Whenever a geese falls out of a formation, it suddenly feels the drag and resistance of trying to go through it alone and quicky gets back into formaiton to take advantage of the power of the flock.
When the lead goose gets tired he rotates back in the wings and another goose takes over. It pays to share leadership and take turns doing hard jobs.
The geese honk from behind to encourage those up front to keep their speed. Words of support and inspiration help energize those on the front line, helping them to keep pace in spite of the day-to-day pressures and fatigue.

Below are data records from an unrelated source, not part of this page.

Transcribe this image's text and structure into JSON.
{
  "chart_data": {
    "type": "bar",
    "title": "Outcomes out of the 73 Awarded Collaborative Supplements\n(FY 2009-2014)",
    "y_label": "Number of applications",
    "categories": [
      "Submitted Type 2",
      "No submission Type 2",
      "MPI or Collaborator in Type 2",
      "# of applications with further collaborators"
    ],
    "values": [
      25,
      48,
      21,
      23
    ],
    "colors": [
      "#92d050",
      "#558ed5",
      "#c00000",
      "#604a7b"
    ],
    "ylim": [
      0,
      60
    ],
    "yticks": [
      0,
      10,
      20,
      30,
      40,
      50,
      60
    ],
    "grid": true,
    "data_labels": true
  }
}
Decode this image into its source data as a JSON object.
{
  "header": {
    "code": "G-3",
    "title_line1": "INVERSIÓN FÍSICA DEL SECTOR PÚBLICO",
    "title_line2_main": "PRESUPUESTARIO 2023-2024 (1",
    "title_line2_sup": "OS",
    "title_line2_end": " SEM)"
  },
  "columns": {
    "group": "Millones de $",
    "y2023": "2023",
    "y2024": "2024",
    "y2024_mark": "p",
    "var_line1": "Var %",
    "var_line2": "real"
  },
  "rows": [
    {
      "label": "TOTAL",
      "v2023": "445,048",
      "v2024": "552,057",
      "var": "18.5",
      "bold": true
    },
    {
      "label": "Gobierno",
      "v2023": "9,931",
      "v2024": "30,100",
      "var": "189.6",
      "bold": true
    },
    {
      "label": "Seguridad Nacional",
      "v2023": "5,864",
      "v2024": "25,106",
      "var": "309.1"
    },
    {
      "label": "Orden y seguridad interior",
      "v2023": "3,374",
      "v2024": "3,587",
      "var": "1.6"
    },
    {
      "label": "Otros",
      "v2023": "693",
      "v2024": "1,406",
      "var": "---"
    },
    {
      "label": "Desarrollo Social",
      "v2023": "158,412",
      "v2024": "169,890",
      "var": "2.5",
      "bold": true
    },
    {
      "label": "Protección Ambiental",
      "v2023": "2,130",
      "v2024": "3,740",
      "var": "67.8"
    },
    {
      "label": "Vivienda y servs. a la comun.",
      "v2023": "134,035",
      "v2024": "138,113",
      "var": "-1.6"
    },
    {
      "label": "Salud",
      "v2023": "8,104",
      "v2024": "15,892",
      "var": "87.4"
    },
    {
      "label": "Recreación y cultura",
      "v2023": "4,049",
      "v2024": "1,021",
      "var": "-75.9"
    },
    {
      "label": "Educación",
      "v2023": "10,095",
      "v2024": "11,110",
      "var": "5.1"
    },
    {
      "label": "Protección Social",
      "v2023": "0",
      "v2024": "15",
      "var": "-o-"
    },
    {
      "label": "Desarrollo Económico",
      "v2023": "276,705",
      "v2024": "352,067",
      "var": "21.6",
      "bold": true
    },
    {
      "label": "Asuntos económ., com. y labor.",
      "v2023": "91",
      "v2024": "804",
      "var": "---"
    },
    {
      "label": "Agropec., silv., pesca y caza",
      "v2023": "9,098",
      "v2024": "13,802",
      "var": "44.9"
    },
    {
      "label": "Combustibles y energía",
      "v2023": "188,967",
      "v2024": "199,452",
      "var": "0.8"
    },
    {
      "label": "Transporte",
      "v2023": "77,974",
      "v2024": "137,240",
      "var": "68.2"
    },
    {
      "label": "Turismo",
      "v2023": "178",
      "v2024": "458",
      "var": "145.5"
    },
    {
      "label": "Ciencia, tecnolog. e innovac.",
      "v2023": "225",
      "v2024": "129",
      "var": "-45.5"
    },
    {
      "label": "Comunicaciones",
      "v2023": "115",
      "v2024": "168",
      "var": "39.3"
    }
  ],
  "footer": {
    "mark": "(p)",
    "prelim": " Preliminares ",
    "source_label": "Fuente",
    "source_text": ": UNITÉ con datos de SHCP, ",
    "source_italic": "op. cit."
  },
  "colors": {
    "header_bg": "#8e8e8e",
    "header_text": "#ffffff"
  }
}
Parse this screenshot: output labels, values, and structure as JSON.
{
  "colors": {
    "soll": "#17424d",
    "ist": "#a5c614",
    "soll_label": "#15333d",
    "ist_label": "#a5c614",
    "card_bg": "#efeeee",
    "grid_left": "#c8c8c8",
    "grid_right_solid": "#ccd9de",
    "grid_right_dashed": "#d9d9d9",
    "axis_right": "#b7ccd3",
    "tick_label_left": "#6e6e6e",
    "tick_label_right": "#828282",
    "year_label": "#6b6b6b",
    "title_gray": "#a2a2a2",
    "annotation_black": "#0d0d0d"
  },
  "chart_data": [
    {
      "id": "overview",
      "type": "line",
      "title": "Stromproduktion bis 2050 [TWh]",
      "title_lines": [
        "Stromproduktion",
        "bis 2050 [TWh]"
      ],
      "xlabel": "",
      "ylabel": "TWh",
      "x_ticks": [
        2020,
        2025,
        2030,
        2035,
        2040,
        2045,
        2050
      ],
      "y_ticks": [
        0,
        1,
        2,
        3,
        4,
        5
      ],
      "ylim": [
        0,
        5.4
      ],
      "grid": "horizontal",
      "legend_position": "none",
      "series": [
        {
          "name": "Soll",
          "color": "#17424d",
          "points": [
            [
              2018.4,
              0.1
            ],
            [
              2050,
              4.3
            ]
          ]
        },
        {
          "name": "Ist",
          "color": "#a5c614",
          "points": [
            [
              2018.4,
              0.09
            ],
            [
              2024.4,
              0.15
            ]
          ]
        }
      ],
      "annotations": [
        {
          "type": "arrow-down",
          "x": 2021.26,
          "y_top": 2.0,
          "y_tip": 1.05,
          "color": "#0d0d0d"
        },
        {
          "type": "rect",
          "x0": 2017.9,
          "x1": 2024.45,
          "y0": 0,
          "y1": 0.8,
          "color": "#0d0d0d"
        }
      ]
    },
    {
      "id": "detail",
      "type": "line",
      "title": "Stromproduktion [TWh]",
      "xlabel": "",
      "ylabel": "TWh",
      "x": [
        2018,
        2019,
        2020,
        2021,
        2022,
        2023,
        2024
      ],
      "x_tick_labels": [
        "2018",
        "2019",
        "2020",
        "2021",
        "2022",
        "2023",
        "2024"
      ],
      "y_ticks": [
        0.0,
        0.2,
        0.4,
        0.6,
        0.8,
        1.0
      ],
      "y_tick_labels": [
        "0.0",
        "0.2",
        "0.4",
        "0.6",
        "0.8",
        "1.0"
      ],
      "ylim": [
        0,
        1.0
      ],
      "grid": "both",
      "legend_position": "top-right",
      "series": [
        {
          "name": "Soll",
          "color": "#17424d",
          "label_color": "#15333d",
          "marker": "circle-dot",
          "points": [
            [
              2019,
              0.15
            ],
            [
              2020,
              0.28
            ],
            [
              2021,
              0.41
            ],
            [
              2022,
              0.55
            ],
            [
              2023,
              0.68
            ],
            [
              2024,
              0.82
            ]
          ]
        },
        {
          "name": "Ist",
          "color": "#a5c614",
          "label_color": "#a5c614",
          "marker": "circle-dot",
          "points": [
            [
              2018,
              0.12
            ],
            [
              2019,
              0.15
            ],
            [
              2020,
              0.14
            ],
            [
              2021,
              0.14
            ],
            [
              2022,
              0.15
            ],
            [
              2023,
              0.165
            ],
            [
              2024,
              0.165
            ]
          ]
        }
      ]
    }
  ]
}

Finally when a goose gets sick or is wounded and falls out, two geese fall out of the formation and follow the injured one down to help and protect him. They stay with him until he is either able to fly or until he is dead, then thay launch out with another formation to catch up with their group.
What can we learn from geese?
When one of us is down, it's up to the others to stand by us in our time of trouble. If we have the sense of a goose, we will stand by each other when things get rough. We will stay in formation with those headed where we want to go. It is important that our honking be encouraging.
Otherwise it's just well, honking.
2013 CALI Lady Bullets knew the power of the "V"
If we have as much sense as a goose, we will stay in formation and share information with those who are headed in the same direction that we are going.The next time you see a formation of geese remember their message that:
"It is indeed a reward, a challenge and privliege to be a contributing member of a team team."
*Lessons of the Geese authorship has been credited to a transcription of a speech given by Angeles Arrien at the 1991 Organizational Development Network, based on the work of Milton Olson, however an earlier version was written in 1972 by Dr Robert McNeish of Baltimore, MD.
Dr McNeish, began his career as a science teacher before he became involved in school administration. He had been intrigued with observing geese for years and first wrote the piece for a sermon he delivered in his church. Often used in corporate management seminars now, "LESSONS FROM THE GEESE" began with an educator who has given his life to help open new worlds and horizons to our youth.